Nicht alle Bedenken sind ausgeräumt, aber der große Aufstand ist ausgeblieben – so lässt sich das Ergebnis der Anhörung im Stadtbezirksrat Misburg-Anderten zur geplanten Renotherm-Anlage im Zementwerk von Holcim zusammenfassen. Das Werk steht auf dem Gebiet von Sehnde-Höver unweit der Stadtgrenze zu Anderten. Anders als vom Bezirksrat geplant waren weder Vertreter der Stadt Hannover noch des für die Genehmigung zuständigen Gewerbeaufsichtsamtes im Misburger Rathaus erschienen. Rede und Antwort standen Werksleiter Erik Jansen, der Umweltbeauftragte Bernd-Henning Reupke sowie auf Seiten der Gegner Siegmar Grünewald, der eine Bürgerinitiative gegründet hat.

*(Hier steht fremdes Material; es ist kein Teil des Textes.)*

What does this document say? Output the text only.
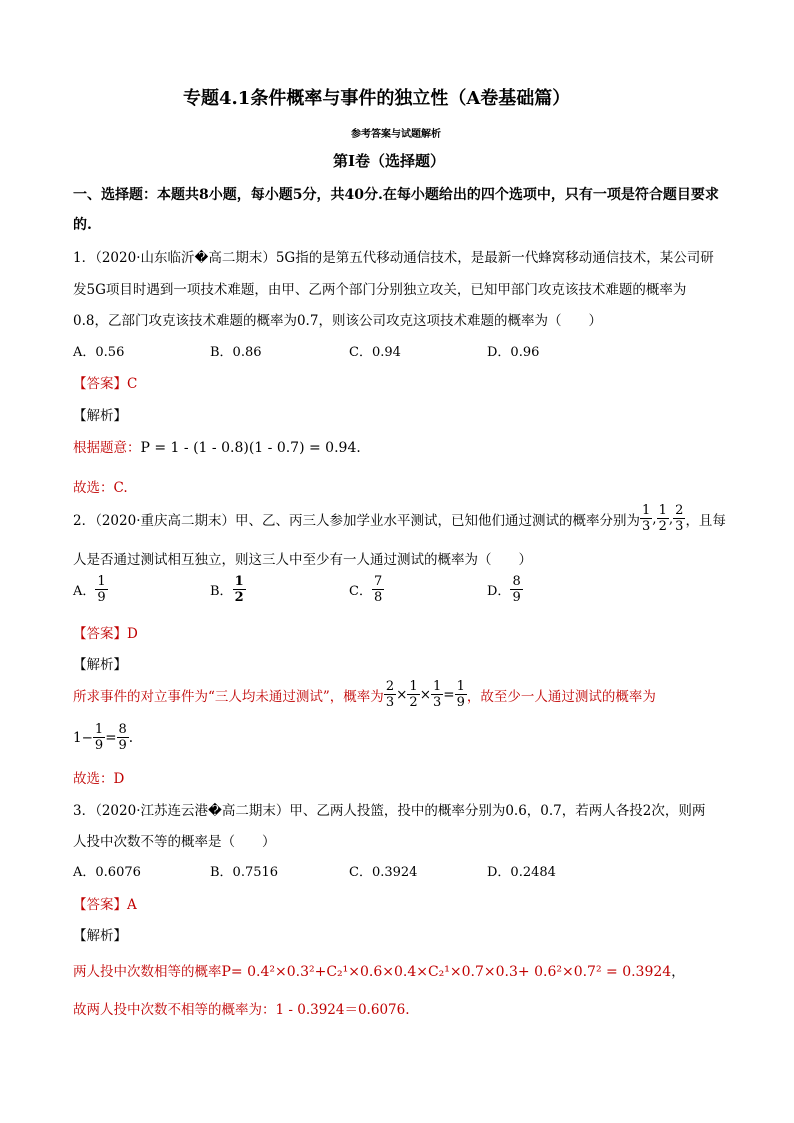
专题4.1条件概率与事件的独立性（A卷基础篇）
参考答案与试题解析
第Ⅰ卷（选择题）
一、选择题：本题共8小题，每小题5分，共40分.在每小题给出的四个选项中，只有一项是符合题目要求
的.
1．（2020·山东临沂�高二期末）5G指的是第五代移动通信技术，是最新一代蜂窝移动通信技术，某公司研
发5G项目时遇到一项技术难题，由甲、乙两个部门分别独立攻关，已知甲部门攻克该技术难题的概率为
0.8，乙部门攻克该技术难题的概率为0.7，则该公司攻克这项技术难题的概率为（　　）
A．0.56	B．0.86	C．0.94	D．0.96
【答案】C
【解析】
根据题意：P = 1 - (1 - 0.8)(1 - 0.7) = 0.94.
故选：C.
2．（2020·重庆高二期末）甲、乙、丙三人参加学业水平测试，已知他们通过测试的概率分别为 $\frac{1}{3}$ , $\frac{1}{2}$ , $\frac{2}{3}$ ，且每
人是否通过测试相互独立，则这三人中至少有一人通过测试的概率为（　　）
A． $\frac{1}{9}$	B． $\frac{1}{2}$	C． $\frac{7}{8}$	D． $\frac{8}{9}$
【答案】D
【解析】
所求事件的对立事件为“三人均未通过测试”，概率为 $\frac{2}{3} \times \frac{1}{2} \times \frac{1}{3} = \frac{1}{9}$ ，故至少一人通过测试的概率为
$1- \frac{1}{9} = \frac{8}{9}$ .
故选：D
3．（2020·江苏连云港�高二期末）甲、乙两人投篮，投中的概率分别为0.6，0.7，若两人各投2次，则两
人投中次数不等的概率是（　　）
A．0.6076	B．0.7516	C．0.3924	D．0.2484
【答案】A
【解析】
两人投中次数相等的概率P= 0.4²×0.3²+C₂¹×0.6×0.4×C₂¹×0.7×0.3+ 0.6²×0.7² = 0.3924，
故两人投中次数不相等的概率为：1 - 0.3924＝0.6076.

Sonderabfälle werden verfeuert

Die Pläne von Holcim sehen vor, im Frühjahr kommenden Jahres die Renotherm-Anlage in Betrieb zu nehmen, für die derzeit noch das Genehmigungsverfahren läuft. In ihr kommen Sonderabfälle ins Feuer, um Hitze für die Zementproduktion zu liefern. Reupke verweist darauf, dass Renotherm, ein Produkt des Entsorgers Remondis, im Schwesterwerk in Lägerdorf bereits seit Jahrzehnten problemlos eingesetzt werde. Grünewald lässt das nicht gelten: „Renotherm ist ein verharmlosender Begriff. Das Zementwerk wird zu einer Sondermüllverbrennungsanlage.“

Holcim verdient mit Ersatzbrennstoff Geld

Holcim führt für sein Vorhaben sowohl Umwelt- als auch Wirtschaftsgründe ins Feld. „Ohne den Einsatz von Ersatzbrennstoffen ist ein Zementwerk mit seinem hohen Energiebedarf nicht wirtschaftlich zu betreiben“, sagt er. In Höver etwa würden ohnehin schon etwa getrockneter Klärschlamm, Kunststoffreste oder Altreifen verfeuert. Renotherm soll unter anderem Teilmengen der rheinischen Braunkohle ersetzen, die derzeit in Höver angeliefert wird. Auf Nachfrage von CDU-Bezirksrat André Becker erklärte Jansen, dass Holcim für die Abnahme von Renotherm von Remondis bezahlt wird.

Anlieferung im luftdicht abgeschlossener Halle

Laut Jansen entstehen durch die neue Verbrennungsanlage keine zusätzlichen Emissionen; die entstehende Asche werde Bestandteil des Zements. Der Brennstoff gelange per Lastwagen ins Werk Diese würden in einer luftdicht abgeschlossenen Anlage entladen und das Material dann direkt in den Herstellungsprozess gegeben. Die dafür erforderlichen drei Fuhren täglich brächten keinen zusätzlichen Lastwagenverkehr mit sich: „Es entfallen ja auch Transporte anderer Brennstoffe“.

Was die Bürgerinitiative beunruhigt, ist die Zusammenseztung von Renotherm. Es enthält unter anderem Lackrückstände, Lösungsmittel und Klebstoffreste. „Schadstoffgrenzwerte müssen eingehalten und überwacht werden. Bei Verstößen muss es Sanktionierungen geben“, sagte Grünewald, der die Initiative inzwischen ins Vereinsregister eintragen lassen hat. Am liebsten wäre ihm aber, wenn die Pläne gestoppt würden. Die Initiative trägt den Namen „BI gegen Verbrennung gefährlicher Abfälle im Zementwerk Höver“.